L'intérêt de ces fictions de retour semble résider dans la confrontation du personnage à ses origines culturelles, familiales, géographiques et par extension à sa propre hybridité, puisque l'exil et l'expérience de l'altérité l'ont souvent profondément transformé. Notre étude porte ainsi sur l'ambivalence sous-tendue par le retour au pays, par ce passage par la terre natale puisque la grande majorité des personnages ne prolonge pas son séjour et retourne dans son pays d'accueil.
Je tenterai de décrire la tension entre volonté d'appartenance et sentiment d'altérité, dans trois romans africains récents: Le Fils de l'arbre (2004), de Libar M. Fofana, L'Intérieur de la nuit (2005), de Léonora Miano, et Loin de mon père (2010) de Véronique Tadjo. Dans chacun de ces trois récits, la trajectoire de retour du personnage principal constitue la trame narrative, et permet de faire émerger certains motifs constitutifs du topos. La mort ou l'absence apparaissent ainsi comme de puissants catalyseurs, puisque l'organisation des obsèques ou la nécessité de trouver une sépulture est souvent aux sources du départ.

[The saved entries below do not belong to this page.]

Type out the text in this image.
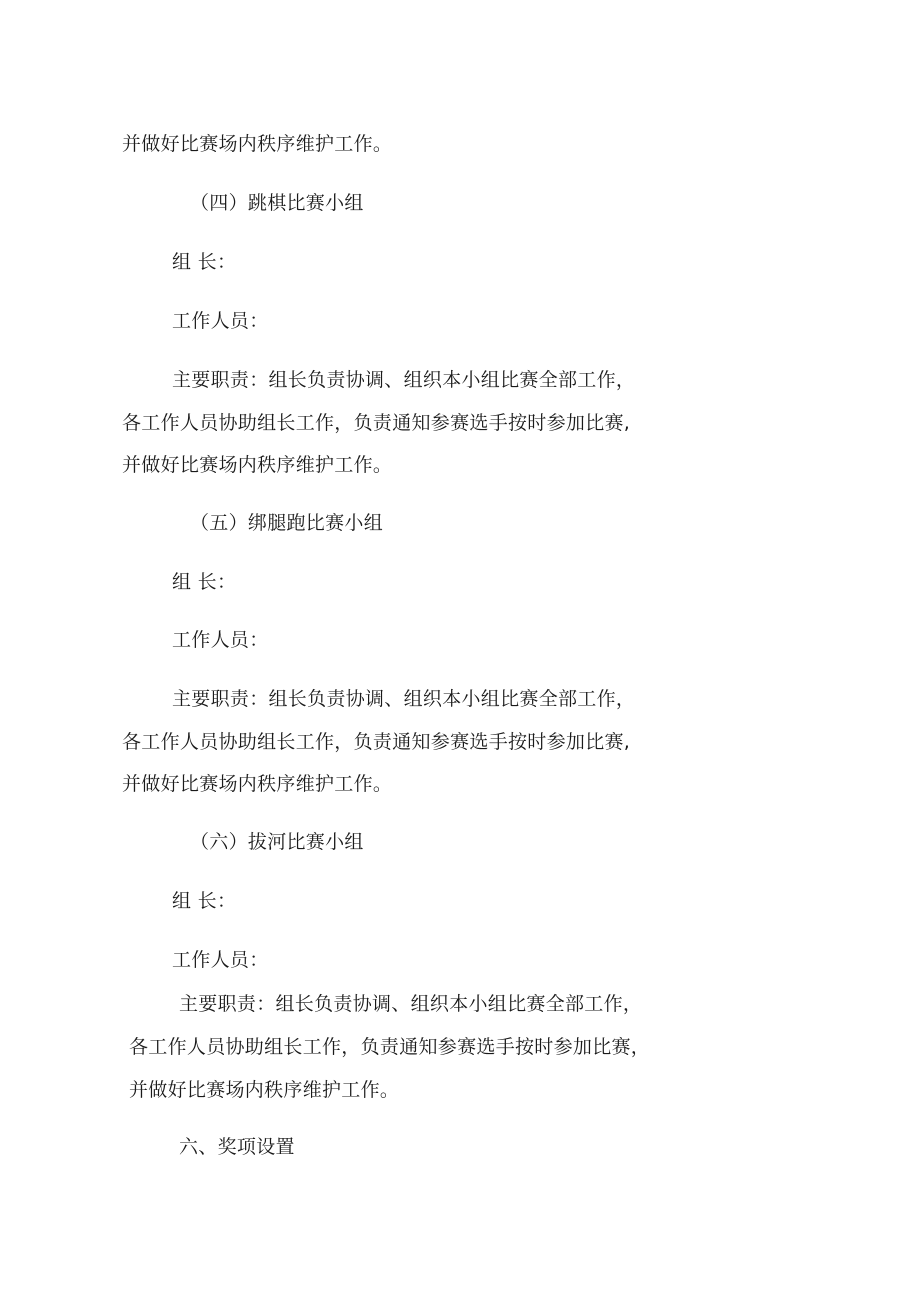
并做好比赛场内秩序维护工作。
（四）跳棋比赛小组
组 长：
工作人员：
主要职责：组长负责协调、组织本小组比赛全部工作，
各工作人员协助组长工作，负责通知参赛选手按时参加比赛,
并做好比赛场内秩序维护工作。
（五）绑腿跑比赛小组
组 长：
工作人员：
主要职责：组长负责协调、组织本小组比赛全部工作，
各工作人员协助组长工作，负责通知参赛选手按时参加比赛,
并做好比赛场内秩序维护工作。
（六）拔河比赛小组
组 长：
工作人员：
主要职责：组长负责协调、组织本小组比赛全部工作，
各工作人员协助组长工作，负责通知参赛选手按时参加比赛，
并做好比赛场内秩序维护工作。
六、奖项设置
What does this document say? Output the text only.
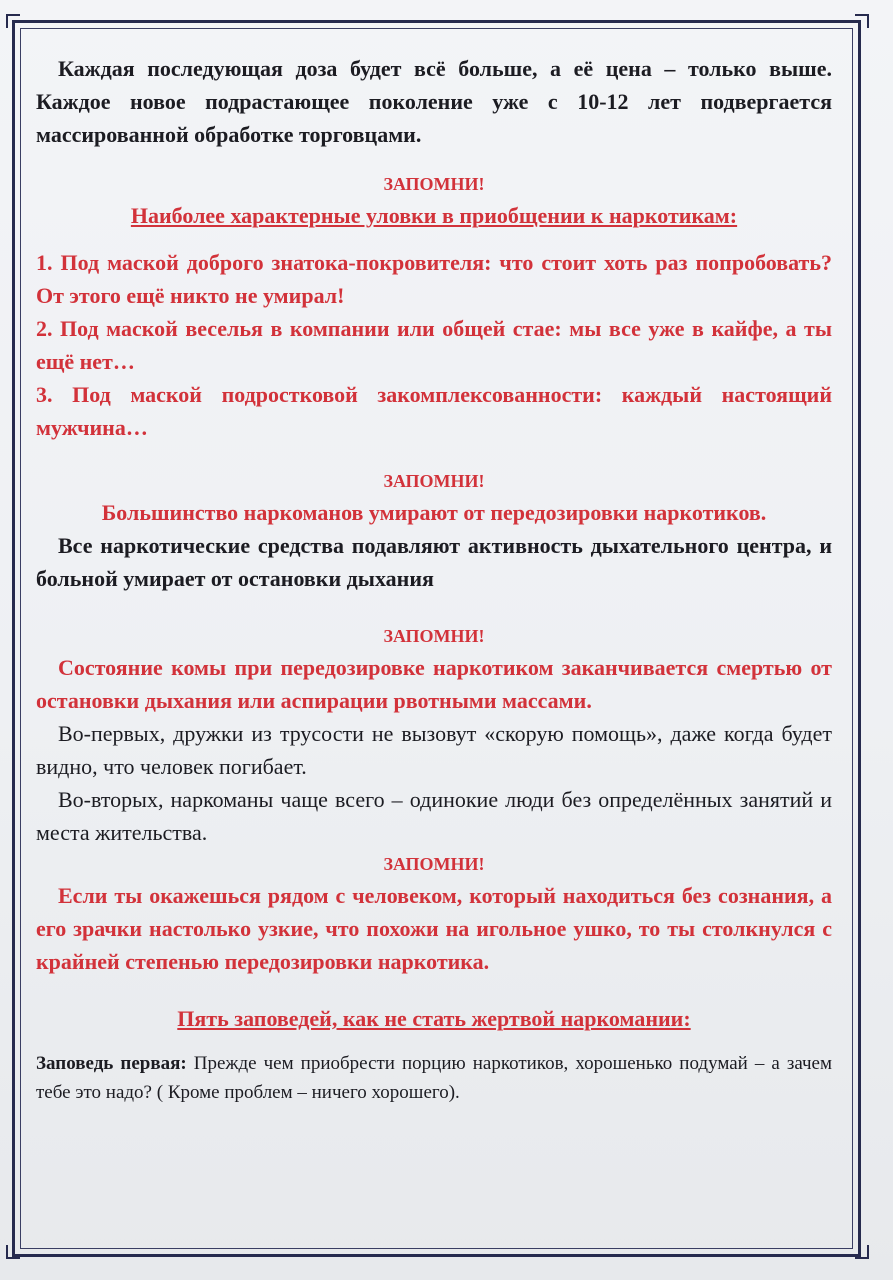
Каждая последующая доза будет всё больше, а её цена – только выше. Каждое новое подрастающее поколение уже с 10-12 лет подвергается массированной обработке торговцами.

ЗАПОМНИ!

Наиболее характерные уловки в приобщении к наркотикам:

1. Под маской доброго знатока-покровителя: что стоит хоть раз попробовать? От этого ещё никто не умирал!

2. Под маской веселья в компании или общей стае: мы все уже в кайфе, а ты ещё нет…

3. Под маской подростковой закомплексованности: каждый настоящий мужчина…

ЗАПОМНИ!

Большинство наркоманов умирают от передозировки наркотиков.

Все наркотические средства подавляют активность дыхательного центра, и больной умирает от остановки дыхания

ЗАПОМНИ!

Состояние комы при передозировке наркотиком заканчивается смертью от остановки дыхания или аспирации рвотными массами.

Во-первых, дружки из трусости не вызовут «скорую помощь», даже когда будет видно, что человек погибает.

Во-вторых, наркоманы чаще всего – одинокие люди без определённых занятий и места жительства.

ЗАПОМНИ!

Если ты окажешься рядом с человеком, который находиться без сознания, а его зрачки настолько узкие, что похожи на игольное ушко, то ты столкнулся с крайней степенью передозировки наркотика.

Пять заповедей, как не стать жертвой наркомании:

Заповедь первая: Прежде чем приобрести порцию наркотиков, хорошенько подумай – а зачем тебе это надо? ( Кроме проблем – ничего хорошего).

L'expérience sensible et sensorielle du retour est sous-tendue par un questionnement identitaire qui semble parfois se définir en négatif, s'adossant successivement à un passé révolu, à un lieu que le héros ne reconnaît plus et à une communauté qui ne l'accepte plus comme l'un des siens. Notre étude se propose de comparer les textes à l'aune des réflexions littéraires et anthropologiques de S. Rushdie, H. Bhabha, A. Appadurai et d'en proposer une lecture fondée sur la fonction des lieux et des rites. De fait, nous verrons que les récits suivent au plus près le voyage intérieur et extérieur d'un personnage en quête de lui-même et de sa propre histoire, fût-elle universelle.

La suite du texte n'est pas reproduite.